A one-level optional in a nested OPTIONAL expression is what compositional 
semantics gets you for graph patterns, and having much the same for filters is 
therefore what I see as natural.  It is already being proposed to change the 
semantics for the non-filter case there to be compositional; the  FILTER 
situation is analogous - if the variable isn't mentioned in the intermediate 
level it isn't in-scope to the filter.  I would find it most strange if the 
rules for FILTER and mentioned variables did not correspond.


There are 3 classes of approach:

1/ Define LeftJoin to involve an expression
2/ Define A OPT B as LeftJoin(A, Join(A,B)) done as a top-down transformation.
3/ Don't allow it and require the application to repeat the pattern if 
necessary as you described (2006Oct/0030.html)

(2) is a class of approaches that copies the left side down the right side so
will give the original declarative semantics effect with compositional
evaluation.  There has been little support for this which I take to be a
willingness to change the "doubly-nested OPTIONALS without all variables
mentioned in each level" case.  For queries not involving 2+ nesting or ones
without the lack of intermediate mention, the evaluation could be done as
LeftJoin(A, B) and rely on the query processor to spot this case as an
optimization.

[I haven't proved case 2 - I have just worked through some examples - because
there was no enthusiasm for it as an approach, whether it worked or not, so it
wasn't worth pursuing.]

For case 1, expressions make the common use case of one optional work out 
naturally, they accord with the pattern rules (in my opinion) and is what 
implementations are currently doing.  The fact it is somewhat analogous to 
SQL's LEFT OUTER JOIN with ON is a bonus.

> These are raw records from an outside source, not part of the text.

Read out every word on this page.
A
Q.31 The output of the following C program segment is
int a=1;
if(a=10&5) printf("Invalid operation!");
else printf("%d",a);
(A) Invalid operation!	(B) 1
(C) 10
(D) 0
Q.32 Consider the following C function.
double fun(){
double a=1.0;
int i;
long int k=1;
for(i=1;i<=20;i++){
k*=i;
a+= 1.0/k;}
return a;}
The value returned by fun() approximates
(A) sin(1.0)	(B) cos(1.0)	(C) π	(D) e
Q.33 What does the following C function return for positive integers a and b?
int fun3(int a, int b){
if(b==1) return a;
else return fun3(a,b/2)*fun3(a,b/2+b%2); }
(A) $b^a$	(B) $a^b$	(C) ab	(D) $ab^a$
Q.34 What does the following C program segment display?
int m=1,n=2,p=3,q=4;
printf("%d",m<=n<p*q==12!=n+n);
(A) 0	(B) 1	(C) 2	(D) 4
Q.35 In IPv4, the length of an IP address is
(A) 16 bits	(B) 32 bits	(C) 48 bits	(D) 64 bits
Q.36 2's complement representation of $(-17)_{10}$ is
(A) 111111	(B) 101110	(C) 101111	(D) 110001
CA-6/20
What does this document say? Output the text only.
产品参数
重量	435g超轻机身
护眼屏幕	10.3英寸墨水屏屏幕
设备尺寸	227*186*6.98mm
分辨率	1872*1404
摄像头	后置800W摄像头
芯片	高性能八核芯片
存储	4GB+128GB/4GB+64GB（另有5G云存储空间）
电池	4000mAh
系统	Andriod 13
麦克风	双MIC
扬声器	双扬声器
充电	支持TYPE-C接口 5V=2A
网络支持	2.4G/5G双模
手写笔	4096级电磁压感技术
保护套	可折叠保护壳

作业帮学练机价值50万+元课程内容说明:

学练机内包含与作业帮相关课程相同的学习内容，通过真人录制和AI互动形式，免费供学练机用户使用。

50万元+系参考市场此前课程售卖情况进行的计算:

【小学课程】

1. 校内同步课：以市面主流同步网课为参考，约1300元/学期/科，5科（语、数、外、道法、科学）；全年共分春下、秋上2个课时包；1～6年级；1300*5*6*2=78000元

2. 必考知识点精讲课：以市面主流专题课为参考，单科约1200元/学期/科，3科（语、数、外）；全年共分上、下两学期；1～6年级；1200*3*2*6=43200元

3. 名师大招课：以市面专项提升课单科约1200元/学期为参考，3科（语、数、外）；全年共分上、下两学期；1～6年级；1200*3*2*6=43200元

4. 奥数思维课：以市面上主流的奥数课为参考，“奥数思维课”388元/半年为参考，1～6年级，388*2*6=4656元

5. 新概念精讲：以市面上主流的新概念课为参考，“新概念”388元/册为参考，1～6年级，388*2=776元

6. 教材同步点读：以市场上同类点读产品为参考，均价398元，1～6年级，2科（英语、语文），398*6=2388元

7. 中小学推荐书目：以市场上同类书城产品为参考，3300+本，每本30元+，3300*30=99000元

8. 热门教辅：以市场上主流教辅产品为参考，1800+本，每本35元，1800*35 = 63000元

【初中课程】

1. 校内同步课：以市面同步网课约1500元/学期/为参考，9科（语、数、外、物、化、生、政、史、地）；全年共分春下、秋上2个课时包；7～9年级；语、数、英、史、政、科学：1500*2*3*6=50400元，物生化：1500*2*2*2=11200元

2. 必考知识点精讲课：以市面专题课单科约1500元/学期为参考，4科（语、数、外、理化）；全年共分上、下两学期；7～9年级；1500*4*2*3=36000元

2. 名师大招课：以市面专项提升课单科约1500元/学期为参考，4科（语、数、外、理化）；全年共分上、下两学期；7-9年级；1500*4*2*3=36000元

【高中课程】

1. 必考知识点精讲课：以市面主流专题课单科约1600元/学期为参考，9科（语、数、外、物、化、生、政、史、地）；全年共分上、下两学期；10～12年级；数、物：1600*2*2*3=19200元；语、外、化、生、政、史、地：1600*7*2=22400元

I don't agree with your statement about costs in understanding and 
implementing; I see it as treating variables in the FILTER on an equal footing 
as in patterns.  If FILTERs were constructive, not restrictive, there would be 
no issue: putting the FILTER condition into the LeftJoin operation is the same 
as having the the natural join relationship as the join condition.  It's like 
a theta-join. (If FILTERs were purely constructive we would get infinities of 
solutions appearing and have to then restrict that in some way.  And various 
other issues.)

For consistency of style, I did consider using a theta-join style throughout
but decided it was too complex for any benefit of the consistency.

For case 3, I view it as pushing the burden on to the application writer as
undesirable.  Patterns will not just be single triple patterns.  These simple 
query forms (one optional, filter in LHS mentioning a variable from the RHS - 
this is not about nesting) are occurring and applications writers do find them 
usable.  Case 2 is a way of moving the burden off the application writer 
because it performs the transformation always but redundantly much of the time.

	Andy
Received on Thursday, 7 December 2006 17:02:31 UTC